Бросив трубку на рычаги аппарата, он почти бегом вернулся к кровати и торопливо начал одеваться, путаясь в штанинах галифе, не попадая в рукава мундира и с трудом натянув сапоги, показавшиеся жутко холодными и тесными. Потом на его объемистом животе никак не затягивался ремень с большой кобурой. Пальцы не слушались, не могли нащупать дырки на ремне, кобура сползала и мешала застегнуться, а губы начальника тюрьмы помимо его воли шептали:
— Это же Восточный фронт, если сбегут… Восточный фронт!
Наконец, справившись с ремнем, он выскочил в коридор, по которому, топоча сапогами, бегали солдаты охраны. В ворота, нащупывая дорогу синими лучами маскировочных фар, уже въезжали грузовики. На галереях хлопали двери камер, раздавались резкие команды надзирателей. Темная масса людей, выгнанных во двор, мрачно и недобро шевелилась и, как показалось начальнику тюрьмы, хранила угрожающее молчание, готовая в любой момент взбунтоваться, пойти с голыми руками на охрану, передушить солдат и ценой жизни добыть себе свободу.
— Прожектора! — не помня себя, закричал он. — Немедленно включите прожектора на вышках!
— Нельзя, — потянул его за рукав обратно, внутрь канцелярии, дежурный, — заметят с самолетов. Хотите, чтобы и на нас скинули бомбы?!
— Бог мой, — провел ладонью по мокрому лицу начальник тюрьмы. — Тогда не выводите всех сразу, гоните по очереди, сажайте в грузовики и на станцию. Скорее, скорее!
— Как с блоком смертников? — спросил кто-то из охранников. Лицо не разглядеть в суматохе, да и так ли это важно?
— Их тоже, но в отдельный грузовик. Что вы стоите? — топнул ногой начальник тюрьмы. — Скорее! Это приказ начальника СС и полиции!
Ну и ночка сегодня, просто сумасшедший дом, а не тюрьма!
Грохот далеких взрывов поднял на ноги всех способных стоять узников камеры смертников. Где-то в стороне железнодорожной станции стонала земля, полыхало зарево пожара, и даже толстые стены тюрьмы слегка вздрагивали от обрушивавшейся с неба тяжести.

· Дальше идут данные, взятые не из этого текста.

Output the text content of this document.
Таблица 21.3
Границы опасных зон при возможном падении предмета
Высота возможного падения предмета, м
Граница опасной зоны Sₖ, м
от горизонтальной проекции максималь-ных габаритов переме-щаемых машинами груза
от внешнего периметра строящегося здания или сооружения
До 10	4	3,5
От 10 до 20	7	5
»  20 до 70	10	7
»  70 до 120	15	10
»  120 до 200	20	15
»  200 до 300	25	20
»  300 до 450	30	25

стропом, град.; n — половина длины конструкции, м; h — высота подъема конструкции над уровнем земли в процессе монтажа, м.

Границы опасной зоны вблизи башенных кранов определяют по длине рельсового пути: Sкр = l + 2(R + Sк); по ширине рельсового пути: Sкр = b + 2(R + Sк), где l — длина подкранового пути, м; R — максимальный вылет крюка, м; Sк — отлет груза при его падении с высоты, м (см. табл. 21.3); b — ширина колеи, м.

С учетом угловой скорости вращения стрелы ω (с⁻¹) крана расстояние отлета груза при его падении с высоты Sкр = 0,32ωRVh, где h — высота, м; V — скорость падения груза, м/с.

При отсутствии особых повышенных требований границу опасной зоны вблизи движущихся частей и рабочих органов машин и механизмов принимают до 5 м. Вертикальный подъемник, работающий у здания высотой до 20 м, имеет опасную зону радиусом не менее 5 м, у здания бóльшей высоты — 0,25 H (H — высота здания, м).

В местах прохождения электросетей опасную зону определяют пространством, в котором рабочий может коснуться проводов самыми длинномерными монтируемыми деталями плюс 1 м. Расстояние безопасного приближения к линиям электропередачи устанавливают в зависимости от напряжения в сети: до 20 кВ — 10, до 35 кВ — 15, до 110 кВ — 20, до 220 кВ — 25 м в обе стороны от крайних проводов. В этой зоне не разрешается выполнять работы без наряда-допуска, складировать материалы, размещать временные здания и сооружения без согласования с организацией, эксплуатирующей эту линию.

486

Сгрудившись у окна, заключенные пытались увидеть, что творится на станции, но, кроме зарева пожара и лучей прожекторов, ничего разглядеть не удавалось — мешали стоявшие напротив тюремные корпуса и высокие стены ограды.
Потом раздались крики в галереях, захлопали двери камер, заурчали во дворе моторы грузовиков. Грохотали по полу сапоги охраны, слышалось шарканье множества ног и отрывистые немецкие команды.
— Что это? — спросил один из заключенных, глядя на темный тюремный двор. — Неужели всех в Калинки?
«Конец, — подумал Семен и удивился собственному спокойствию. Наверное, перегорело все внутри, спеклось в огромный жесткий ком, не оставивший места страху. — Так ничего и не успел никому сказать, не успел передать тайну переводчика Сушкова».
Размазывая по лицу кровь из разбитой губы, грязь и слезы, неудержимо катившиеся из глаз, забился в истерике приведенный утром в камеру молодой парень. Он икал, всхлипывал, выгибался всем телом, колотился затылком об каменный пол, то рыдал, то безумно xoхотал. Кто-то плеснул ему в лицо воды, и он сник, перестал дергаться, только нервно вздрагивал, сжавшись в комок.
Все молча ожидали, что произойдет дальше. Слобода хотел уже встать и сказать о своей тайне — чего уж теперь, когда они равны перед лицом близкой смерти, — но в этот момент распахнулась дверь и немец в черном мундире заорал:
— Быстро! Все на выход! По одному! Без вещей! Скорее, свиньи!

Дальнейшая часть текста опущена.